Sur la première page, au-dessous de son nom écrit en grosses lettres, Gédéon aperçut son numéro matricule. Il était immatriculé sous le nº 1313, et il retrouva ce chiffre sur tous ses effets, depuis les tiges de ses bottes jusqu’au fond de son schako.

Comme il descendait l’escalier, chargé de tout son attirail, le marchef le rappela:

—Vous oubliez vos musettes, lui criait-il.

Gédéon remonta bien vite.—Quels peuvent être ces instruments? se demandait-il.

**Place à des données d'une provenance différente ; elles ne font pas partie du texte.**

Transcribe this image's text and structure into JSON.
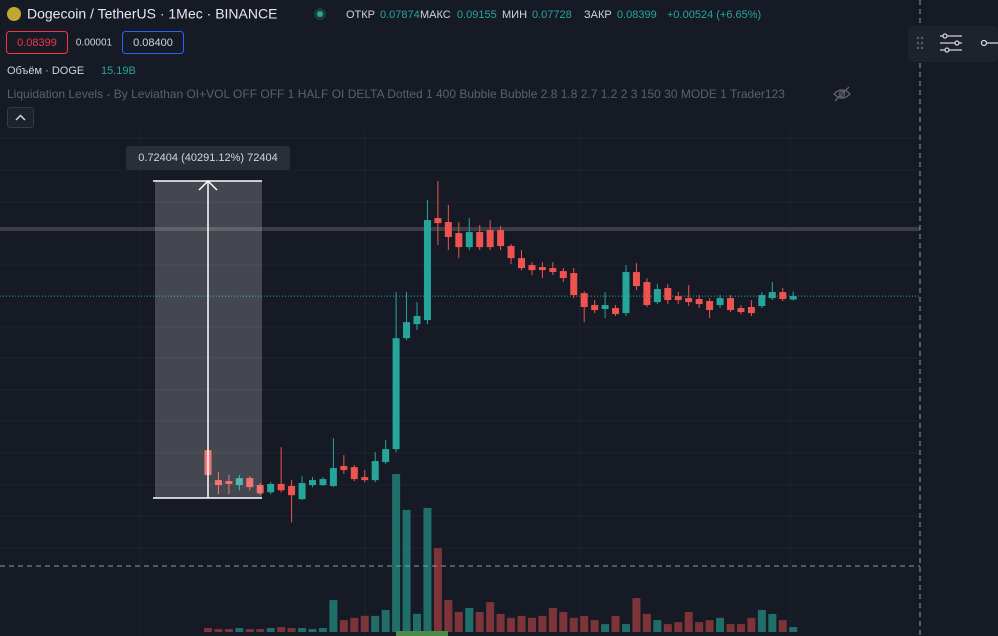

On lui remit deux sacs de toile, renfermant toute sorte de brosses, d’éponges, de peignes et d’étrilles.—Ce sont là, évidemment, se dit-il, les nécessaires de toilette de l’homme et du cheval; mais pourquoi ce singulier nom de musettes?

XVIII

Gédéon, cependant, brûlait du désir d’essayer ce brillant uniforme qui avait décidé son choix, et de se pavaner par les rues de Saint-Urbain.

Il se trouvait seul à la chambrée, le régiment étant retenu près des chevaux, il pensa que son désir était des plus simples à satisfaire.

Alors, comme la triste chrysalide, lorsqu’arrive l’heure de sa transformation, il commença à dépouiller les sombres vêtements du pékin pour revêtir la fulgurante tenue des hussards du 13e:—le papillon allait prendre son vol.

Mais bientôt un obstacle imprévu l’arrêta. Là, sous sa main, étaient une foule d’objets dont il ne pouvait comprendre ni l’usage ni la destination.